Un abattement raboté et des pensions partiellement gelées : le scénario du gouvernement
Le gouvernement a précisé samedi ses pistes en matière d’économies ciblant les retraités : réduire à 3 000 € le plafond de l’abattement fiscal dont bénéficient les pensions et coupler cette mesure à un gel ou à une sous-indexation des pensions de base selon des seuils qui seraient fixés « par décret ». Selon une source gouvernementale, l’abaissement du plafond permettrait de dégager 1,4 milliard d’euros de recettes supplémentaires pour le budget 2027.
À ce jour, les retraités peuvent déduire 10 % de leurs revenus annuels du montant imposable, dans la limite de 4 439 €. Une limitation à 3 000 € réduirait donc l’avantage fiscal pour une large part des ménages retraités imposables.
« le sujet de l’effort à demander aux retraités est tellement dur électoralement »
Le Premier ministre a indiqué dans la presse que l’effort demandé aux retraités serait « inférieur aux 6 milliards » évoqués antérieurement par le ministre des Comptes publics, et a assuré que « les petites retraites seront protégées ». Concrètement, le gouvernement travaille sur une combinaison de mesures visant à répartir les économies attendues entre recettes fiscales et économies sur les dépenses de retraite.
Qui serait touché et comment ?
D’après les éléments rendus publics et les fuites autour de l’avant-projet de loi de financement de la Sécurité sociale, les contours envisagés sont les suivants :
- abattement fiscal plafonné à 3 000 € au lieu de 4 439 € aujourd’hui ;
- sous-indexation pour les pensions de base comprises entre 1 260 € et 2 034 € : la revalorisation existerait mais à un rythme inférieur à l’inflation ;
- gel des pensions de base pour les retraités percevant plus de 2 034 € (seuils susceptibles d’être ajustés par décret) ;
- les pensions inférieures à 1 260 € continueraient à suivre l’inflation, selon les sources citées.
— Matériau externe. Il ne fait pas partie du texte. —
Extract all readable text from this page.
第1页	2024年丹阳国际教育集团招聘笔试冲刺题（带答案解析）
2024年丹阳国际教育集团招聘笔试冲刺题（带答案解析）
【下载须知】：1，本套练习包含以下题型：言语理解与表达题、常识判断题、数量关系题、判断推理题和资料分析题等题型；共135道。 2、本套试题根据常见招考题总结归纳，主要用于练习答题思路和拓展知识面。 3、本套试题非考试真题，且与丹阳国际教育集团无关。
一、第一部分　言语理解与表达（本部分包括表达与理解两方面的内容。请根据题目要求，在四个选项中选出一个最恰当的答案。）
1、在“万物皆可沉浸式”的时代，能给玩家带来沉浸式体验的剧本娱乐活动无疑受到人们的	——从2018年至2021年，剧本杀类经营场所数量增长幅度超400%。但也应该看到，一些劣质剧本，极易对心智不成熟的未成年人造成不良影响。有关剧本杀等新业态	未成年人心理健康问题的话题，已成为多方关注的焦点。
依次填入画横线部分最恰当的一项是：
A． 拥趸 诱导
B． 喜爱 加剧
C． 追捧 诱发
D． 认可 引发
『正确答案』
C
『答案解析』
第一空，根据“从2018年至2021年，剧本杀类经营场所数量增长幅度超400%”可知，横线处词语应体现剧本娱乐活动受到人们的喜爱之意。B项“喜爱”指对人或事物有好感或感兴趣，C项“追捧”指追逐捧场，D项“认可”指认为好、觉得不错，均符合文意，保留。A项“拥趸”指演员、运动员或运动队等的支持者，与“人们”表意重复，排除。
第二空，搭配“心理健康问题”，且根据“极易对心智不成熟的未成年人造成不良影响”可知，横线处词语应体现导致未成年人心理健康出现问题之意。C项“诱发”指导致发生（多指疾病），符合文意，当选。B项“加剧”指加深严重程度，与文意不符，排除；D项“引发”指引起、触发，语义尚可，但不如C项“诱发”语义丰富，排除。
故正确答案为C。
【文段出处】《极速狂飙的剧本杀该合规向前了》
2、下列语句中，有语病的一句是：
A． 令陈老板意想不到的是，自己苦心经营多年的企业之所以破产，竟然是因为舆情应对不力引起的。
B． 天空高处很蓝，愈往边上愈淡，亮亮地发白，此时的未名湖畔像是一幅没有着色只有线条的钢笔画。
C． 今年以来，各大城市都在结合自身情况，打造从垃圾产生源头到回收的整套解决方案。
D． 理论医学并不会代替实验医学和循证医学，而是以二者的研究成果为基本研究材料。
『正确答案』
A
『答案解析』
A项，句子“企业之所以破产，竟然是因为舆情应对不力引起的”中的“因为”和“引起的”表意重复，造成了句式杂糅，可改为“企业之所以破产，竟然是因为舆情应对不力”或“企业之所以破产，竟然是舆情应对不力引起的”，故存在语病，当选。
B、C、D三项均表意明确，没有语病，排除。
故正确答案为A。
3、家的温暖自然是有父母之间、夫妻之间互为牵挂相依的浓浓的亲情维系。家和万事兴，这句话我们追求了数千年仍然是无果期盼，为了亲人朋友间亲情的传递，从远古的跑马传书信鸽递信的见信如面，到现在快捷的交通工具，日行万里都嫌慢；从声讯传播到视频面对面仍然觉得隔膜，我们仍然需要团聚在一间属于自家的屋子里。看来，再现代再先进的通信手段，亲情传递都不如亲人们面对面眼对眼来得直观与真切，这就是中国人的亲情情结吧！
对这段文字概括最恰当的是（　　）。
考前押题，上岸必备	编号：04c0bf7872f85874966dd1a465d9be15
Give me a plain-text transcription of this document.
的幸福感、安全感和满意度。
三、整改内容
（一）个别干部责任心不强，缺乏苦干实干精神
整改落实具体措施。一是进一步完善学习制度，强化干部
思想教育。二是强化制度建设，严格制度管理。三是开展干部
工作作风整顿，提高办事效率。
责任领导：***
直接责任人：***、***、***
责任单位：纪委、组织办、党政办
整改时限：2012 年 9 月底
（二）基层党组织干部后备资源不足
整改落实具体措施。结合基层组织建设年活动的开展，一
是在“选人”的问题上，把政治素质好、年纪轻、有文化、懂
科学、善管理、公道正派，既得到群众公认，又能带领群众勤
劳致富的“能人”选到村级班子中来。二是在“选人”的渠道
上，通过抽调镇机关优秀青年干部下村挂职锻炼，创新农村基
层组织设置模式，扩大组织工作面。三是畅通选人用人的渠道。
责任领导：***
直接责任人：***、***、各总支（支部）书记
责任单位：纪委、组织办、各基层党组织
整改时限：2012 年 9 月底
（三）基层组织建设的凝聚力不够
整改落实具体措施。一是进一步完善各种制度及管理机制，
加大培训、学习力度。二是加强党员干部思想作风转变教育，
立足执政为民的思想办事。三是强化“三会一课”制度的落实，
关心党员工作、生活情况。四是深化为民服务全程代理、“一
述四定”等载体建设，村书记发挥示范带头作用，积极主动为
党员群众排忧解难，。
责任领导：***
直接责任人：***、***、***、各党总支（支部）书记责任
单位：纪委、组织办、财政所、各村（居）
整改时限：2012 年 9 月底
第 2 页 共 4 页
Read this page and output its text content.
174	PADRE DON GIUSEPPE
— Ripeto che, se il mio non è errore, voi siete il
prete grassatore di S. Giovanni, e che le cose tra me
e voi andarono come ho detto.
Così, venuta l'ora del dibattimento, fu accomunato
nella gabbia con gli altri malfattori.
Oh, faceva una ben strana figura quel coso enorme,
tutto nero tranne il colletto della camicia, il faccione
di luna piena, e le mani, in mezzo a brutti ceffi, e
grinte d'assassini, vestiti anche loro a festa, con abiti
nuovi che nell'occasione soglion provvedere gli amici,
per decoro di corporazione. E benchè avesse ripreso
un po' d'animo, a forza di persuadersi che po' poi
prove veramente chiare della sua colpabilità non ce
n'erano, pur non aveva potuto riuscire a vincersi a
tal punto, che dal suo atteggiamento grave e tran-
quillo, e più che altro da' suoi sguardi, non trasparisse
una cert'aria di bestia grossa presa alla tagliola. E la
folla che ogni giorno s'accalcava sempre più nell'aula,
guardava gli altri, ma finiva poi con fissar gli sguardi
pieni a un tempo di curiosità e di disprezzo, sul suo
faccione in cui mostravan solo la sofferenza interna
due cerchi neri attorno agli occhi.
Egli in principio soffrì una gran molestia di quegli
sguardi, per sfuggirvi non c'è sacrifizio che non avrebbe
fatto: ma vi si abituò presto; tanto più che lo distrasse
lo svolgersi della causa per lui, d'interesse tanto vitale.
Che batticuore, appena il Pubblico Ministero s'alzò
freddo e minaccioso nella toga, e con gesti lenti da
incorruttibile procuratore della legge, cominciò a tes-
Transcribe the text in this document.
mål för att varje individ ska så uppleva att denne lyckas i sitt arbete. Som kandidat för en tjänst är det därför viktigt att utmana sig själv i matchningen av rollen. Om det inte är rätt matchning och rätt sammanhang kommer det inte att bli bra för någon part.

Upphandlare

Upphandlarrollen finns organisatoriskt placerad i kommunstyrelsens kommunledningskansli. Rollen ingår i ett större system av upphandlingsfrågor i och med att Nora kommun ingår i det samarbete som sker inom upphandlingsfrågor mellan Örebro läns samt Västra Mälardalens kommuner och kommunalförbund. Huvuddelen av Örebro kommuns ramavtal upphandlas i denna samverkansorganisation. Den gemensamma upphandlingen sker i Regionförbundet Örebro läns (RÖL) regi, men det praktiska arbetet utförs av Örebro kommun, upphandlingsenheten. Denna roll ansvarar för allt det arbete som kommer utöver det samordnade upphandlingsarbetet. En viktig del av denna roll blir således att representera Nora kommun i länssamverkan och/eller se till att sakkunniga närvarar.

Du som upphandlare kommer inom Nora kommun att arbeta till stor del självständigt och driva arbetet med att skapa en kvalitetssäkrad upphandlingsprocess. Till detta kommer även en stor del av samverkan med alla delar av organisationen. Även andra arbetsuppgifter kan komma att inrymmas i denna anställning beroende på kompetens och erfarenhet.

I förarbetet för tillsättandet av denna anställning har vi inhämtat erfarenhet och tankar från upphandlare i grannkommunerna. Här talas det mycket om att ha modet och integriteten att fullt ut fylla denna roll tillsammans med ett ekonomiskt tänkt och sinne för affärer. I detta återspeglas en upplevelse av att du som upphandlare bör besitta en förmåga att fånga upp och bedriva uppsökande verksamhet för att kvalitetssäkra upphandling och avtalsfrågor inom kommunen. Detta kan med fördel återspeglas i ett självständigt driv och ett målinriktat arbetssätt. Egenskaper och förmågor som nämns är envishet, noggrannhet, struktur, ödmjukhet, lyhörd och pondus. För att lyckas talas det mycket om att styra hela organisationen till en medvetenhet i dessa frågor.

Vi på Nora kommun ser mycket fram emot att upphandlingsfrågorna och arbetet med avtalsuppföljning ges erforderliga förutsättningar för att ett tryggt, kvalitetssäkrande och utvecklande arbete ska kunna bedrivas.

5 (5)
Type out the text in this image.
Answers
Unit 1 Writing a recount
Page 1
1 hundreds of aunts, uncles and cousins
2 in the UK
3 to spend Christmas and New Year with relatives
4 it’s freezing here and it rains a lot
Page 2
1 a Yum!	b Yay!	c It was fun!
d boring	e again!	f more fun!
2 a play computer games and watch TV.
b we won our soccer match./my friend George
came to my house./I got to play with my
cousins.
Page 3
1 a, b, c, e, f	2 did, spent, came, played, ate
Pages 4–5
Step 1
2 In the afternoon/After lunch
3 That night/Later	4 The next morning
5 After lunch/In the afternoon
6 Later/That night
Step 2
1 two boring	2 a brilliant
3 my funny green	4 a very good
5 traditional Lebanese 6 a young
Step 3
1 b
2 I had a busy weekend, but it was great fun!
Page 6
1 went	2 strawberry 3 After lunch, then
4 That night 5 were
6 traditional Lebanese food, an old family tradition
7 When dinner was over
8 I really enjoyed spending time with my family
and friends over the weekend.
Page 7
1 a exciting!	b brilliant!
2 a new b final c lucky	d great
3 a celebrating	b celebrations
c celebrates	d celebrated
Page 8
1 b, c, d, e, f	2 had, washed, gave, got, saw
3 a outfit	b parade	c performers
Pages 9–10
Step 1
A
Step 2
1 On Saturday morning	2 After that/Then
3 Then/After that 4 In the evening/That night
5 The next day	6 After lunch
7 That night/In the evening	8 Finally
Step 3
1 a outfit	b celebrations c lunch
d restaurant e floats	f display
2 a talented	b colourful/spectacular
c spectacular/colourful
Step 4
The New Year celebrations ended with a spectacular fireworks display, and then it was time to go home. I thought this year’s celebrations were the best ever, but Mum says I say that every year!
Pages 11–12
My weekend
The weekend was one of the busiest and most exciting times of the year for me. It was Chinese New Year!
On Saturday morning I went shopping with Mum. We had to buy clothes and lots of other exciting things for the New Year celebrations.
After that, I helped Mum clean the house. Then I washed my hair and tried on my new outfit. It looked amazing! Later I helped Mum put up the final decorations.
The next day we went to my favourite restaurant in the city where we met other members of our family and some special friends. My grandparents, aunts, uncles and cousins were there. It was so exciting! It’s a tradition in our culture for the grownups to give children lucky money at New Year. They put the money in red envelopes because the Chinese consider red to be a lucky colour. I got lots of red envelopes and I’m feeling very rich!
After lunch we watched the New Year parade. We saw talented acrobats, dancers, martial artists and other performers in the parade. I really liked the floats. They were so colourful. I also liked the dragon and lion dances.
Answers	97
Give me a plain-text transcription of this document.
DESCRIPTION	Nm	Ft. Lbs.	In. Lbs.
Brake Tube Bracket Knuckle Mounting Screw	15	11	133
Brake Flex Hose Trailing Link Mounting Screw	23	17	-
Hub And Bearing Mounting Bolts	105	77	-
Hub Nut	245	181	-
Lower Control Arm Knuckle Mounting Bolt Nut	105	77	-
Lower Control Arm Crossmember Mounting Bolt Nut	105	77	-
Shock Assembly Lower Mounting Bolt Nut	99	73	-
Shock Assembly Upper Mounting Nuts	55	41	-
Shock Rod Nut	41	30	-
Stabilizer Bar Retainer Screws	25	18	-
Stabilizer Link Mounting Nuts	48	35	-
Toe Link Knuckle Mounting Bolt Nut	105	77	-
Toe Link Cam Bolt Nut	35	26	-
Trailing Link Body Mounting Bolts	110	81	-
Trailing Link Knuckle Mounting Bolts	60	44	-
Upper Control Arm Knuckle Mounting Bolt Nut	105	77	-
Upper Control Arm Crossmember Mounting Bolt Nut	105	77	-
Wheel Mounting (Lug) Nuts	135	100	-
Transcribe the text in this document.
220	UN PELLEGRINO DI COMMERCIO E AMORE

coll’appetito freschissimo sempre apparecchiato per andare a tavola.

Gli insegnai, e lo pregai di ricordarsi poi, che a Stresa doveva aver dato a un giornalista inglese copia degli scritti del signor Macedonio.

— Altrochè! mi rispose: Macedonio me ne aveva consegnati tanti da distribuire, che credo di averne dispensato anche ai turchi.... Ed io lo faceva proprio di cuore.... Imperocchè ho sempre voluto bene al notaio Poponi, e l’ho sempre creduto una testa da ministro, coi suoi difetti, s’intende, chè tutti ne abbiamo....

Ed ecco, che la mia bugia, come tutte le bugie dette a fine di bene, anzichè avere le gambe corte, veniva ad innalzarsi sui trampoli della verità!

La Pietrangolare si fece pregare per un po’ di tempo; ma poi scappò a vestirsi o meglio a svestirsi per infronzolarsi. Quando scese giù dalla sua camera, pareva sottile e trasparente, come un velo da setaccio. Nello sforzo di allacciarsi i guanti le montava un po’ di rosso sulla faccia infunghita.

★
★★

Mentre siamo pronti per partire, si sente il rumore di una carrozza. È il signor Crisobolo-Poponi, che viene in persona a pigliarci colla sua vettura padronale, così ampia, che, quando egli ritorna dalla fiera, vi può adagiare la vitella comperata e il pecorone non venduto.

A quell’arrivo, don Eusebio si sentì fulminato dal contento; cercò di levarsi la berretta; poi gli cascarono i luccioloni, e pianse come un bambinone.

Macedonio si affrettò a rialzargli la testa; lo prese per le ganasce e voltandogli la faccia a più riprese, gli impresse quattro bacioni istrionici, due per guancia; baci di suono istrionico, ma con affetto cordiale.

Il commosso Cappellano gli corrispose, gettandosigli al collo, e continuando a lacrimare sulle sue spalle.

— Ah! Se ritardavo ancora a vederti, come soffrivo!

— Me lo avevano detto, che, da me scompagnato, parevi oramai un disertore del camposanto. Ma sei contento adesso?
Ces seuils s’appuieraient sur l’idée d’un traitement différencié selon les niveaux de pension : les plus faibles seraient protégés, les pensions intermédiaires verraient une hausse plus faible que l’inflation, et les plus élevées pourraient être gelées.
Effets financiers et enjeux politiques
Le plafonnement de l’abattement à 3 000 € est chiffré à +1,4 milliard d’euros de recettes. Il s’inscrit dans l’objectif plus large du gouvernement de fournir un total d’efforts de 54 milliards dans le projet de budget 2027, tout en minimisant l’impact politique. Les autorités parlent d’un effort global « inférieur à 6 milliards » pour les retraités, combinant recettes et économies sur prestations.
| Paramètre | Situation actuelle | Mesure envisagée |
|---|---|---|
| Plafond abattement fiscal | 4 439 € | 3 000 € |
| Recettes attendues | — | +1,4 Md€ |
| Revalorisation pensions 2 034 € | Indexée sur inflation | Gel possible de la pension de base |
Conséquences concrètes pour les retraités
Pour un retraité imposable, la réduction du plafond de l’abattement signifie une base imposable plus élevée et donc potentiellement un impôt sur le revenu plus élevé. La combinaison avec une moindre revalorisation ou un gel de la pension réduit, à terme, le pouvoir d’achat réel, en particulier pour les pensions intermédiaires qui subiraient la double peine : moindre hausse et assiette fiscale élargie.
Sur le plan politique, la mesure est sensible : les responsables gouvernementaux reconnaissent la difficulté électorale d’un effort demandé aux retraités et insistent sur la protection des petites pensions. Reste que les détails définitifs — seuils exacts, modalités d’application et calendrier — dépendront des arbitrages ministériels et des discussions parlementaires à venir.
Au-delà du chiffrage immédiat, la clé sera la rédaction des textes et les décrets d’application, qui préciseront la part exacte de l’effort supportée par chaque catégorie de retraités.